Many of the standard library containers have operations that accept a range specified by iterators. For example, std::list::assign(InputIterator first, InputIterator last)
.
But because many of these operations do not throw exceptions, if the range specified by [first,last)
is not valid, it will cause undefined behaviour.
So what is a valid range? I assume it means that first
comes before or is equal to last
in the container, because when I tried otherwise (i.e. first
comes after last
), the program's execution would hang.
For example:
std::list.assign(container.begin(), container.end()); // valid range
std::list.assign(container.end(), container.begin()); // invalid range
Now with an assumption of what a valid range is, how can we check if a range is valid?
I came up with a helper function that checks if first
is ever equal to last
before it reaches the end of the container. If true, it's a strong guarantee that first
does not come after last
and therefore the range is valid.
template <typename Iterator>
bool isValidRange(Iterator first, Iterator last, Iterator end)
{
for (; first != end; ++first)
if (first == last) return true;
return false;
}
It's not very convenient because you have to pass it an iterator to the end of the container in addition to the iterators that specify the range.
Is this correct?
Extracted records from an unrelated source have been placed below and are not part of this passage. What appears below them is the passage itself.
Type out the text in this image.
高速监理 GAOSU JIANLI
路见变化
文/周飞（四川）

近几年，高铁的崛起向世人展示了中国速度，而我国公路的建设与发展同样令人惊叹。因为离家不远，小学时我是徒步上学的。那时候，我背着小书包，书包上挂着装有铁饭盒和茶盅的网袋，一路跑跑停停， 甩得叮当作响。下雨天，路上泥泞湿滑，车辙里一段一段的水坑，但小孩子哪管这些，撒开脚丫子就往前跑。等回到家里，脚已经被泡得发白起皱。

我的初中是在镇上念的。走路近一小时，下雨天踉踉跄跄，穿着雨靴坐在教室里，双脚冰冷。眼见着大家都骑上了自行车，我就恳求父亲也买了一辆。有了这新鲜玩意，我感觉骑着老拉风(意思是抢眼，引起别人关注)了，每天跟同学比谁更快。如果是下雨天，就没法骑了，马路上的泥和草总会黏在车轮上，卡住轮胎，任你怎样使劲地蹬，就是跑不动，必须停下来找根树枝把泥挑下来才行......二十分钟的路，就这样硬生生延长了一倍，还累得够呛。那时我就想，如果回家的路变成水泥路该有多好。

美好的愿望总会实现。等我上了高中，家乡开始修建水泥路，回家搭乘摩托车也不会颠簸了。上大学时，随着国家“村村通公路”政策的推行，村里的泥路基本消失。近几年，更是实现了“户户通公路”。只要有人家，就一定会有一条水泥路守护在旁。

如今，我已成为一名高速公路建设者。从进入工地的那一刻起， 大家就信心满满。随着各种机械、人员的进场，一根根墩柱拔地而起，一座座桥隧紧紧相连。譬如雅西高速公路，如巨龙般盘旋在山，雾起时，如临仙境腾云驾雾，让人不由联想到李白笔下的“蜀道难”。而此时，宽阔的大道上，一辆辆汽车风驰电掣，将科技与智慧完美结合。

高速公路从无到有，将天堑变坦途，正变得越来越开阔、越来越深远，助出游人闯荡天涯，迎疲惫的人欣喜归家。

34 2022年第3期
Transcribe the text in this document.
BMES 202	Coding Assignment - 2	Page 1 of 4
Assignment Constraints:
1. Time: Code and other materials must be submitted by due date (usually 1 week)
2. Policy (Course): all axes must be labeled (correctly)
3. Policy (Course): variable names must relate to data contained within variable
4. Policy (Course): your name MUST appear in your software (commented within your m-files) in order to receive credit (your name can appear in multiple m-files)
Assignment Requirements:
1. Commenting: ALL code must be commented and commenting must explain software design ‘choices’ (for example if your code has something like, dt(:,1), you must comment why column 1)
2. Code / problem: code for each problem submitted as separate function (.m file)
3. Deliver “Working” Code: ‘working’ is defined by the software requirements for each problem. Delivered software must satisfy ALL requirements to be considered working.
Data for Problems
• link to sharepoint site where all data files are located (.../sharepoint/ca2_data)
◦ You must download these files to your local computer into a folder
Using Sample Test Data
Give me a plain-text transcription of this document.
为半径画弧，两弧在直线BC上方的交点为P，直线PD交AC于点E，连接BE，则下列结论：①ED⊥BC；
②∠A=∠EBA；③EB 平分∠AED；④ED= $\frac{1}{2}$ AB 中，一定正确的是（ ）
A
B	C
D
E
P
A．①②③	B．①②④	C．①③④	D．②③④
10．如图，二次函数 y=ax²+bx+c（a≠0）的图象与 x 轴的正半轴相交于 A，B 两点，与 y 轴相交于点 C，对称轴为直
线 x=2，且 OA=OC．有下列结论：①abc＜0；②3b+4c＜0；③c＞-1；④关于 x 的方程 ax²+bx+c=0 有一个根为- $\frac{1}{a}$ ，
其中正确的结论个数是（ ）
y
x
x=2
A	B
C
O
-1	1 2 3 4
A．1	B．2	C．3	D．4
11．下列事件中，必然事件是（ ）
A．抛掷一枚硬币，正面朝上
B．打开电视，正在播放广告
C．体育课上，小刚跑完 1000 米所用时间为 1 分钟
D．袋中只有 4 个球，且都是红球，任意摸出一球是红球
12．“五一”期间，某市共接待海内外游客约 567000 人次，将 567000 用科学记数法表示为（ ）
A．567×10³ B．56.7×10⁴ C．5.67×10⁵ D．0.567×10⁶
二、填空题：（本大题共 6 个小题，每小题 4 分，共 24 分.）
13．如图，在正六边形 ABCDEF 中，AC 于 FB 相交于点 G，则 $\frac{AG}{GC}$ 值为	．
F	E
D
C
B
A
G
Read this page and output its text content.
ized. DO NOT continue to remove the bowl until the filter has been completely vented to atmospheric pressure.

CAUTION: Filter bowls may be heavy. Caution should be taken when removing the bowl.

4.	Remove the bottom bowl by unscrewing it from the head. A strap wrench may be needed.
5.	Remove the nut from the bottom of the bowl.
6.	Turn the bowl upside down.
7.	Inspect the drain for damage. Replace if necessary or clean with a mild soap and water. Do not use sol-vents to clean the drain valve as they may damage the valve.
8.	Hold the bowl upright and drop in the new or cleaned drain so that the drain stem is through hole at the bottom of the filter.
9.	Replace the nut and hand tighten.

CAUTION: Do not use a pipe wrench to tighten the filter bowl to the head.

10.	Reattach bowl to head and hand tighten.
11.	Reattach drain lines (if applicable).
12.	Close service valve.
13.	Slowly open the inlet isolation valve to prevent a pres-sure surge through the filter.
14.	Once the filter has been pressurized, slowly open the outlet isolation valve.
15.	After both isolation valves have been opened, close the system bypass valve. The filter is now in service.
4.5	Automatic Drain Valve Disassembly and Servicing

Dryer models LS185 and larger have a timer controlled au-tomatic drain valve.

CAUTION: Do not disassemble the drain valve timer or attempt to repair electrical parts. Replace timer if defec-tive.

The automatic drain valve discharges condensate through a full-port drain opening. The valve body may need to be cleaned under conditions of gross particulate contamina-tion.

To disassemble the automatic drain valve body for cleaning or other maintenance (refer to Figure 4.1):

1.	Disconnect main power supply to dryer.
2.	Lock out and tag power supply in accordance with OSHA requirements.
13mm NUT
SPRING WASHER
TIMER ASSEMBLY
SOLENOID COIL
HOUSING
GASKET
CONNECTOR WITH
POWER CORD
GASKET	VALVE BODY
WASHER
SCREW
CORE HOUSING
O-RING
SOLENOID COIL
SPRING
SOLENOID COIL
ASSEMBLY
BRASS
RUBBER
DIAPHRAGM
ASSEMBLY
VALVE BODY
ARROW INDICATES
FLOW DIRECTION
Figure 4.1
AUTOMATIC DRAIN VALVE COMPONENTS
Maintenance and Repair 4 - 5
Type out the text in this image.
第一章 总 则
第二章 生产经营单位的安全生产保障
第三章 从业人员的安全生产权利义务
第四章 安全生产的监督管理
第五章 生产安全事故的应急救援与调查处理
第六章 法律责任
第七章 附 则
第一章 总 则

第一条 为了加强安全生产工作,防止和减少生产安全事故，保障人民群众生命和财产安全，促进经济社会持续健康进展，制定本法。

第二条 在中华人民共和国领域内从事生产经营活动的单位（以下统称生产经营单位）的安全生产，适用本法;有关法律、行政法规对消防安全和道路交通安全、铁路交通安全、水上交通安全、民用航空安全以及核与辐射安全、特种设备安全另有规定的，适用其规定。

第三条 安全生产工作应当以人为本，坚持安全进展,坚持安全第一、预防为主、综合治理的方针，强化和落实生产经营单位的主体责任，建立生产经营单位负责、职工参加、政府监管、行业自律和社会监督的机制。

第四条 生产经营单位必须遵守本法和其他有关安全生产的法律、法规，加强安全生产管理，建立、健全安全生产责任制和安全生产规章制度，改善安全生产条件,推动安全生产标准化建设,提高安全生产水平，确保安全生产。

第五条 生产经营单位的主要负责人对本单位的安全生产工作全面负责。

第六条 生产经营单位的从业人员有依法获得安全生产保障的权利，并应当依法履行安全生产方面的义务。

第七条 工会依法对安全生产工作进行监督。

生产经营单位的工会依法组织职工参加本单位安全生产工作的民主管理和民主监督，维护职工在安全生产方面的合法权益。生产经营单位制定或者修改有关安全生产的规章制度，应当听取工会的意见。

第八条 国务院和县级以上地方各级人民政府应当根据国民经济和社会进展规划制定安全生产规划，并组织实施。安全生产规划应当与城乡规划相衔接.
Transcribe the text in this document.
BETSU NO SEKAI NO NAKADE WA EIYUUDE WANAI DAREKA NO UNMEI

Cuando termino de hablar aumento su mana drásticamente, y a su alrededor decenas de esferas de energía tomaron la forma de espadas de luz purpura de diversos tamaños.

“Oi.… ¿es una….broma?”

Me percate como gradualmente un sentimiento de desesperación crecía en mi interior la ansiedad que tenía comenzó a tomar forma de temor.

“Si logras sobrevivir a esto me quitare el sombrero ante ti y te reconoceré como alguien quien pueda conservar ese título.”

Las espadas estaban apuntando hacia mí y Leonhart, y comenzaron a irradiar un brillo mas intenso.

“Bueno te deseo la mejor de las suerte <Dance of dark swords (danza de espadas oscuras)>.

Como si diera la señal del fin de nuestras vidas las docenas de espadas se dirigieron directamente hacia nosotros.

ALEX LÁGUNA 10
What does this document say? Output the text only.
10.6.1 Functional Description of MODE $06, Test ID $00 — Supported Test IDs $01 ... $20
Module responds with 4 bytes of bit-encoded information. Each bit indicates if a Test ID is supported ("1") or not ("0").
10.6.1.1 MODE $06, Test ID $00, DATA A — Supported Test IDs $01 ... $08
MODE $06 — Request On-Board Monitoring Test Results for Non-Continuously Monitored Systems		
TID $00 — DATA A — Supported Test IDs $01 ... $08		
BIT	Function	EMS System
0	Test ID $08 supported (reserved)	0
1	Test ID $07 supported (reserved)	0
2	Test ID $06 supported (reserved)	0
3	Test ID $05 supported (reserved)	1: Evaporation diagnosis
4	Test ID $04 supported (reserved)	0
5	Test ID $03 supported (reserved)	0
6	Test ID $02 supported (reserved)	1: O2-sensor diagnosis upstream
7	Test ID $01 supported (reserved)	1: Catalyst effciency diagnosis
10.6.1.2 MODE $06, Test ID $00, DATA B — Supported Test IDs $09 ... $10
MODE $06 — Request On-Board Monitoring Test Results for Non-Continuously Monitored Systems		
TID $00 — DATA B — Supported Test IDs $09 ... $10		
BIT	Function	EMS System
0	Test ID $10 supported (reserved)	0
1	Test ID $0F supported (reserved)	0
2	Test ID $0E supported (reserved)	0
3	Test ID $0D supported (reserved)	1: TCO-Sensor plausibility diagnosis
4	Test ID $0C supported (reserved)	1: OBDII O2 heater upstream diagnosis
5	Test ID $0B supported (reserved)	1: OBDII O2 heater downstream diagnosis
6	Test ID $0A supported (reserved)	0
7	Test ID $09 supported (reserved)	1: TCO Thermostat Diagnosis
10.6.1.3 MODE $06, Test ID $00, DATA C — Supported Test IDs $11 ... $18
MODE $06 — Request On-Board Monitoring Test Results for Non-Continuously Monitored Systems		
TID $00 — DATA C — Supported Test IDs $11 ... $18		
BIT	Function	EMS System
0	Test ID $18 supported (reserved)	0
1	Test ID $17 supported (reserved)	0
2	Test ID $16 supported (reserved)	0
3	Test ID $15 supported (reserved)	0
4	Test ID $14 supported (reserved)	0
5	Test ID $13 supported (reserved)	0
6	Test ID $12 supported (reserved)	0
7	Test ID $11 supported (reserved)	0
Is there a better way to do this?
how can we check if a range is valid?
You can't. Your function cannot guarantee that the range is valid, only that the last is reachable from the first. These are two different things (for a simple example, consider an iterator into a vector which was subsequently reallocated). There is no mechanism by Standard that permits you to check if a range is valid. Much like you cannot know that a pointer is valid before you de-reference it.
Just to note, Microsoft provided a function to check if a pointer was valid and it utterly screwed everyone who used it. Raymond Chen said that it should have been named CorruptMemoryIfPossible.